Svidrigailov talking to Raskol'nikov in the bar.
Chapter 6. Pages 486-487
"A small man was leaning his shoulder up against hte big locked gates. Wrapped in a gray army coat, he was wearing a brass 'Achilles Helmet' on his head. His sleepy glance touched coldly on the approaching Svidrigailov, and he had that expression of long suffering querulousness that had been stamped without exception on all Jewish faces. For some time Svidrigailov and Achilles looked at each other in silence. Finally it struck Achilles as improper that a man who wasn't drunk should be standing there, three steps away, without saying a word.
"Still without stirring or changing his position, he asked: 'Nu, vat you vont-ah?'
'Nothing friend. How are you?' said Svidrigailov.
'Diss is no place.'
'My friend, I am leaving for abroad.'
"Svidrigailov drew the revolver and cocked it. Achilles raised his eyebrows.
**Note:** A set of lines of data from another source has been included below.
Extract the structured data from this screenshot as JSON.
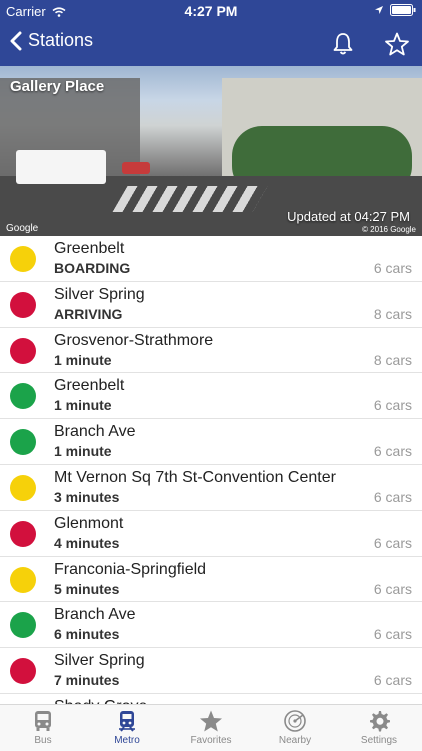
{
  "status_bar": {
    "carrier": "Carrier",
    "time": "4:27 PM",
    "location_icon": "location-arrow-icon",
    "battery_icon": "battery-icon",
    "wifi_icon": "wifi-icon"
  },
  "nav": {
    "back_label": "Stations",
    "back_icon": "chevron-left-icon",
    "bell_icon": "bell-icon",
    "star_icon": "star-icon",
    "bar_color": "#2f4797"
  },
  "banner": {
    "station": "Gallery Place",
    "updated": "Updated at 04:27 PM",
    "google": "Google",
    "copyright": "© 2016 Google"
  },
  "colors": {
    "yellow": "#f6d10a",
    "red": "#d2103d",
    "green": "#1ba34a"
  },
  "arrivals": [
    {
      "destination": "Greenbelt",
      "eta": "BOARDING",
      "cars": "6 cars",
      "line_color": "#f6d10a"
    },
    {
      "destination": "Silver Spring",
      "eta": "ARRIVING",
      "cars": "8 cars",
      "line_color": "#d2103d"
    },
    {
      "destination": "Grosvenor-Strathmore",
      "eta": "1 minute",
      "cars": "8 cars",
      "line_color": "#d2103d"
    },
    {
      "destination": "Greenbelt",
      "eta": "1 minute",
      "cars": "6 cars",
      "line_color": "#1ba34a"
    },
    {
      "destination": "Branch Ave",
      "eta": "1 minute",
      "cars": "6 cars",
      "line_color": "#1ba34a"
    },
    {
      "destination": "Mt Vernon Sq 7th St-Convention Center",
      "eta": "3 minutes",
      "cars": "6 cars",
      "line_color": "#f6d10a"
    },
    {
      "destination": "Glenmont",
      "eta": "4 minutes",
      "cars": "6 cars",
      "line_color": "#d2103d"
    },
    {
      "destination": "Franconia-Springfield",
      "eta": "5 minutes",
      "cars": "6 cars",
      "line_color": "#f6d10a"
    },
    {
      "destination": "Branch Ave",
      "eta": "6 minutes",
      "cars": "6 cars",
      "line_color": "#1ba34a"
    },
    {
      "destination": "Silver Spring",
      "eta": "7 minutes",
      "cars": "6 cars",
      "line_color": "#d2103d"
    },
    {
      "destination": "Shady Grove",
      "eta": "",
      "cars": "",
      "line_color": "#d2103d"
    }
  ],
  "tabs": [
    {
      "label": "Bus",
      "icon": "bus-icon",
      "active": false
    },
    {
      "label": "Metro",
      "icon": "train-icon",
      "active": true
    },
    {
      "label": "Favorites",
      "icon": "star-icon",
      "active": false
    },
    {
      "label": "Nearby",
      "icon": "radar-icon",
      "active": false
    },
    {
      "label": "Settings",
      "icon": "gear-icon",
      "active": false
    }
  ]
}
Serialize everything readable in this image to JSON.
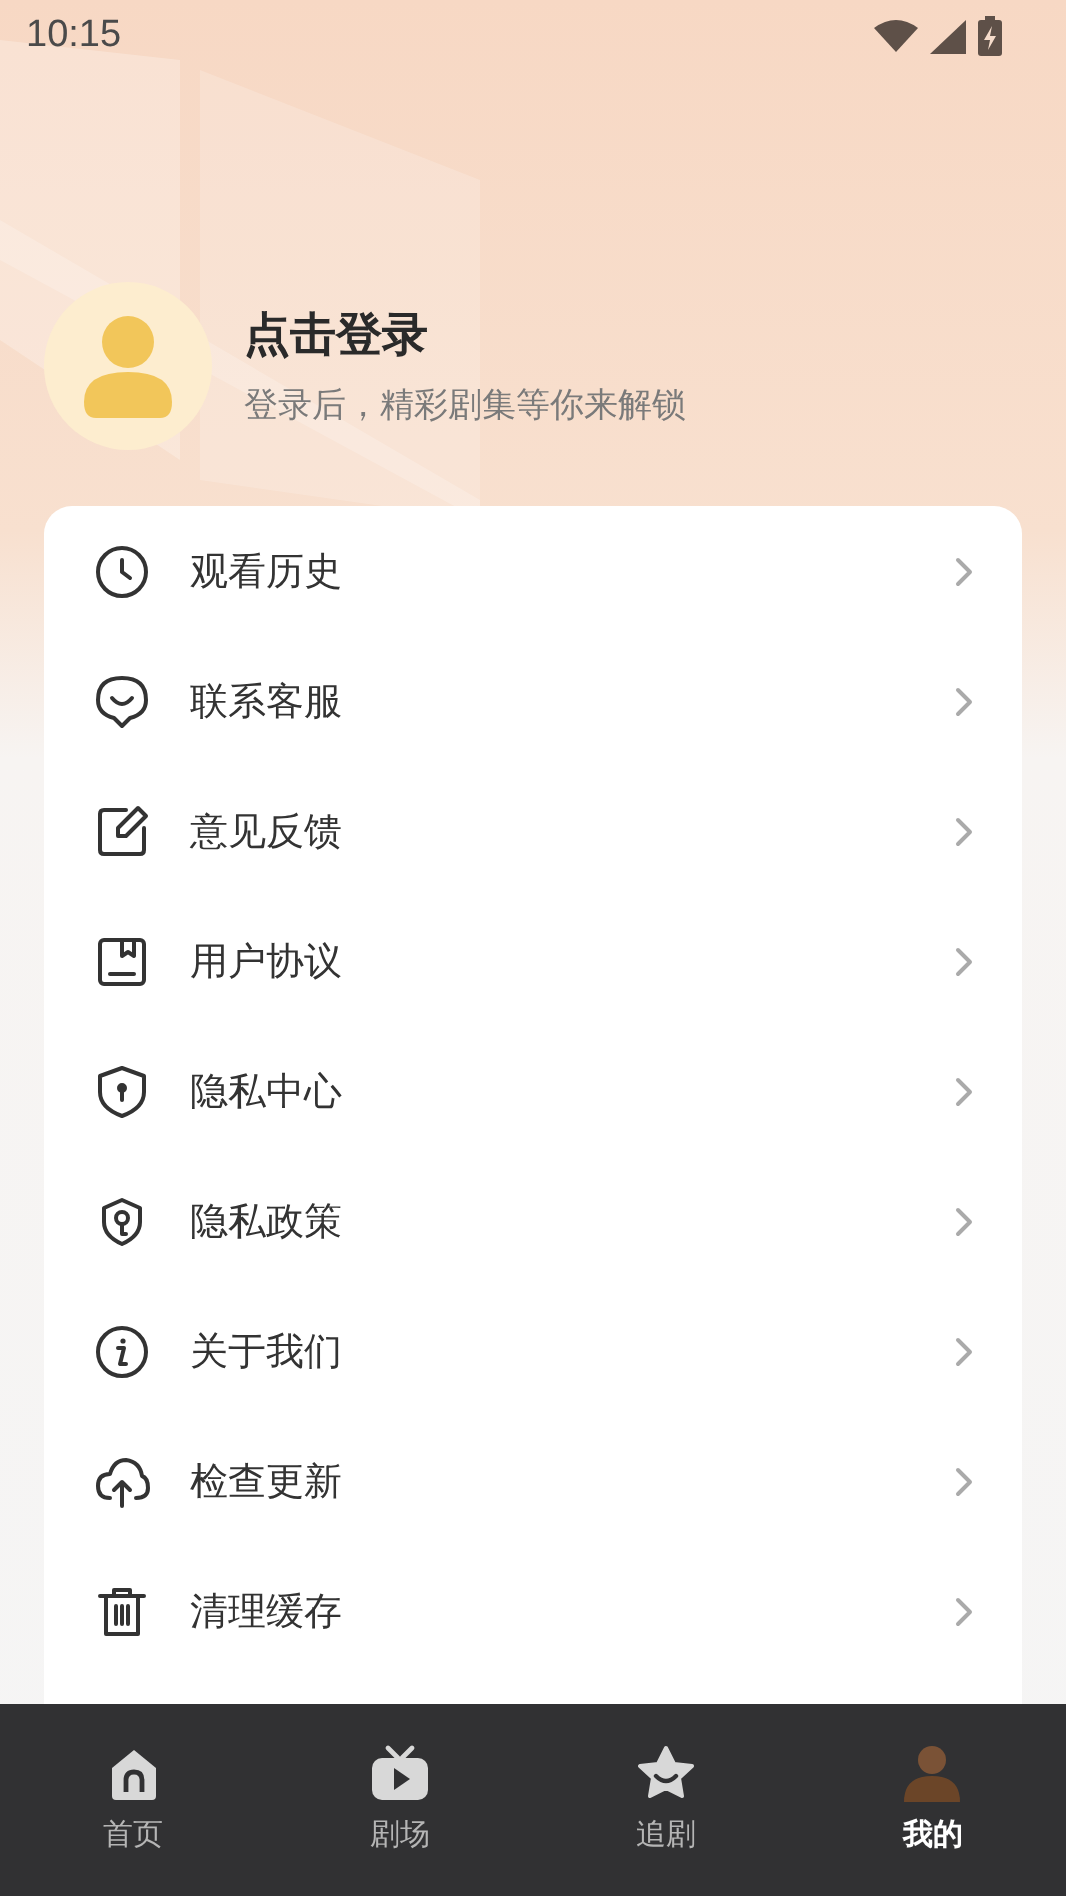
{
  "status_bar": {
    "time": "10:15"
  },
  "profile": {
    "title": "点击登录",
    "subtitle": "登录后，精彩剧集等你来解锁"
  },
  "menu": [
    {
      "label": "观看历史"
    },
    {
      "label": "联系客服"
    },
    {
      "label": "意见反馈"
    },
    {
      "label": "用户协议"
    },
    {
      "label": "隐私中心"
    },
    {
      "label": "隐私政策"
    },
    {
      "label": "关于我们"
    },
    {
      "label": "检查更新"
    },
    {
      "label": "清理缓存"
    }
  ],
  "tabs": [
    {
      "label": "首页",
      "selected": false
    },
    {
      "label": "剧场",
      "selected": false
    },
    {
      "label": "追剧",
      "selected": false
    },
    {
      "label": "我的",
      "selected": true
    }
  ]
}
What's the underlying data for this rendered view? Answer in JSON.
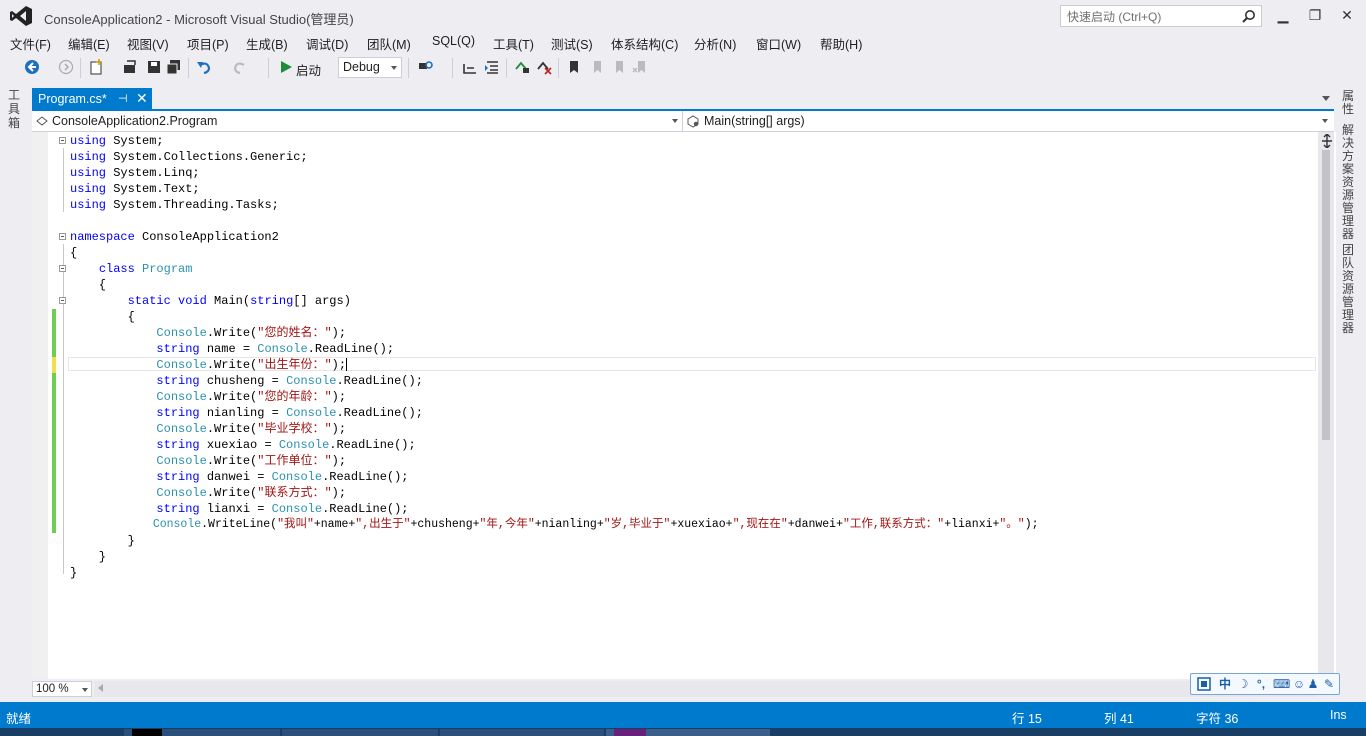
{
  "window": {
    "title": "ConsoleApplication2 - Microsoft Visual Studio(管理员)",
    "quick_launch_placeholder": "快速启动 (Ctrl+Q)",
    "minimize": "▁",
    "restore": "❐",
    "close": "✕"
  },
  "menu": [
    "文件(F)",
    "编辑(E)",
    "视图(V)",
    "项目(P)",
    "生成(B)",
    "调试(D)",
    "团队(M)",
    "SQL(Q)",
    "工具(T)",
    "测试(S)",
    "体系结构(C)",
    "分析(N)",
    "窗口(W)",
    "帮助(H)"
  ],
  "toolbar": {
    "start_label": "启动",
    "config_value": "Debug"
  },
  "side_panels": {
    "left": "工具箱",
    "right": [
      "属性",
      "解决方案资源管理器",
      "团队资源管理器"
    ]
  },
  "tab": {
    "label": "Program.cs*",
    "pin": "⊣",
    "close": "✕"
  },
  "nav": {
    "class_dropdown": "ConsoleApplication2.Program",
    "member_dropdown": "Main(string[] args)"
  },
  "code": {
    "l1": [
      "using",
      " System;"
    ],
    "l2": [
      "using",
      " System.Collections.Generic;"
    ],
    "l3": [
      "using",
      " System.Linq;"
    ],
    "l4": [
      "using",
      " System.Text;"
    ],
    "l5": [
      "using",
      " System.Threading.Tasks;"
    ],
    "l7": [
      "namespace",
      " ConsoleApplication2"
    ],
    "l8": "{",
    "l9": [
      "    ",
      "class",
      " ",
      "Program"
    ],
    "l10": "    {",
    "l11": [
      "        ",
      "static",
      " ",
      "void",
      " Main(",
      "string",
      "[] args)"
    ],
    "l12": "        {",
    "l13": [
      "            ",
      "Console",
      ".Write(",
      "\"您的姓名：\"",
      ");"
    ],
    "l14": [
      "            ",
      "string",
      " name = ",
      "Console",
      ".ReadLine();"
    ],
    "l15": [
      "            ",
      "Console",
      ".Write(",
      "\"出生年份：\"",
      ");"
    ],
    "l16": [
      "            ",
      "string",
      " chusheng = ",
      "Console",
      ".ReadLine();"
    ],
    "l17": [
      "            ",
      "Console",
      ".Write(",
      "\"您的年龄：\"",
      ");"
    ],
    "l18": [
      "            ",
      "string",
      " nianling = ",
      "Console",
      ".ReadLine();"
    ],
    "l19": [
      "            ",
      "Console",
      ".Write(",
      "\"毕业学校：\"",
      ");"
    ],
    "l20": [
      "            ",
      "string",
      " xuexiao = ",
      "Console",
      ".ReadLine();"
    ],
    "l21": [
      "            ",
      "Console",
      ".Write(",
      "\"工作单位：\"",
      ");"
    ],
    "l22": [
      "            ",
      "string",
      " danwei = ",
      "Console",
      ".ReadLine();"
    ],
    "l23": [
      "            ",
      "Console",
      ".Write(",
      "\"联系方式：\"",
      ");"
    ],
    "l24": [
      "            ",
      "string",
      " lianxi = ",
      "Console",
      ".ReadLine();"
    ],
    "l25": [
      "            ",
      "Console",
      ".WriteLine(",
      "\"我叫\"",
      "+name+",
      "\",出生于\"",
      "+chusheng+",
      "\"年,今年\"",
      "+nianling+",
      "\"岁,毕业于\"",
      "+xuexiao+",
      "\",现在在\"",
      "+danwei+",
      "\"工作,联系方式：\"",
      "+lianxi+",
      "\"。\"",
      ");"
    ],
    "l26": "        }",
    "l27": "    }",
    "l28": "}"
  },
  "zoom": "100 %",
  "ime": [
    "中",
    "☽",
    "°,",
    "⌨",
    "☺",
    "♟",
    "✎"
  ],
  "status": {
    "ready": "就绪",
    "line": "行 15",
    "col": "列 41",
    "char": "字符 36",
    "mode": "Ins"
  },
  "colors": {
    "accent": "#007acc",
    "keyword": "#0000ff",
    "type": "#2b91af",
    "string": "#a31515"
  }
}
'Nu, vot! Diss for jokes is no place!'
'Because...Vy, because diss is no place.'
'It's all one, my friend. It's a fine place. If anybody asks you, tell them I went-well, tell them I went to America.'
"He placed the revolver at his right temple.
'Nu, here you can't! Diss is no place!' Achilles shook himself awake, and teh pupils of his eyes distended and grew wider and wider.
"Svidrigailov pulled the trigger."
The suicide scene of Svidrigailov and the only witness who saw him.